The ultimate ruin of a wicked person is not merely a private tragedy; it sends shockwaves through everyone who encounters it. When the day of disaster finally arrives and his fate is sealed, the sheer severity of the punishment leaves onlookers absolutely stunned. They are struck by a terror that resembles the violent force of a storm.
This catastrophic fall captures the attention of different groups of people. The primary approach among commentators is that this divides observers across time. The first group consists of his contemporaries who witnessed him during the height of his success and power. Seeing his sudden crash makes them realize that human talent and goodness offer no absolute safety [אלשיך]. The second group includes later generations, or those who arrive after the fact, seeing only the bitter aftermath without having known his earlier glory. Alternatively, these two groups can be understood not by time, but by relationship: the later observers being other wicked individuals who share his ways, and the former being his personal friends [אבן עזרא].
Instead of simply being paralyzed by passive panic, the witnesses actively take hold of this fear.

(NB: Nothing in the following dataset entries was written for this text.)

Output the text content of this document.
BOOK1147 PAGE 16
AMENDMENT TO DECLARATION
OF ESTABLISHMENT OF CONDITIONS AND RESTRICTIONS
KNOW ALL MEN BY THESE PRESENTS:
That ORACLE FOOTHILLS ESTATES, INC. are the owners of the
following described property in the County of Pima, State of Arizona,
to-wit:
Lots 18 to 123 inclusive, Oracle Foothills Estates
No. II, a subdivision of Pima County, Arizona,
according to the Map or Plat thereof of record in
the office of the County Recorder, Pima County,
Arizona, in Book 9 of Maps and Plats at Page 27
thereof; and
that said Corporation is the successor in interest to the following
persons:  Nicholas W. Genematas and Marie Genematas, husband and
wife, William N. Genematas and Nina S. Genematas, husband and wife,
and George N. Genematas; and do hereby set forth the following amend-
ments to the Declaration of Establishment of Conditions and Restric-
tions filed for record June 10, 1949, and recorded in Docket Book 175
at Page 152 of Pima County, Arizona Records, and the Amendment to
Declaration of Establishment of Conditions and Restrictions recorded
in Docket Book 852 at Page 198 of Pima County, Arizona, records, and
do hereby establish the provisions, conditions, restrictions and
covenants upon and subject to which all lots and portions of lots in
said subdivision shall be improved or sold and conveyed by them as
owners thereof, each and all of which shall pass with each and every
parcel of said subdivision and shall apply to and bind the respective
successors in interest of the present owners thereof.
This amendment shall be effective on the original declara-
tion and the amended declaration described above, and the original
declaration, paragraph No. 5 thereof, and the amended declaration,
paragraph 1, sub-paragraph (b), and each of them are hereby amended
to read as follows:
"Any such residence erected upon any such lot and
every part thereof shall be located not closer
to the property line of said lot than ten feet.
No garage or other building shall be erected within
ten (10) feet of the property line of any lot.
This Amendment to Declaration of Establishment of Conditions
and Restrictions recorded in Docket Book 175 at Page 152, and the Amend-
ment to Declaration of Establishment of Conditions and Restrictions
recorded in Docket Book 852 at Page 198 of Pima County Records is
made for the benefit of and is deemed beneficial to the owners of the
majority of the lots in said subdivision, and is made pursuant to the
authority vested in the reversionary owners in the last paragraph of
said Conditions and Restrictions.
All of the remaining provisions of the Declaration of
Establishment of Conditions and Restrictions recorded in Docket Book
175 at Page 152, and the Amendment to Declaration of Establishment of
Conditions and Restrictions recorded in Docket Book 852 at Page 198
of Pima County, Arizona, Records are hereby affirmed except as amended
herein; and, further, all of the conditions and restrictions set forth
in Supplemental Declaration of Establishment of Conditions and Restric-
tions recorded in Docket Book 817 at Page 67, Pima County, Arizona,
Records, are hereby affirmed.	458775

They absorb the moral lesson, deliberately keeping the terror in their hearts as a warning to avoid the same disastrous path [רמב״ן]. The intensity of their dread comes from a profound realization. They understand that this downfall is not just a physical loss, but an eternal destruction and a complete cutting off of the soul. It is a punishment so severe that it continues to strike fear into people across all generations [מלבי״ם].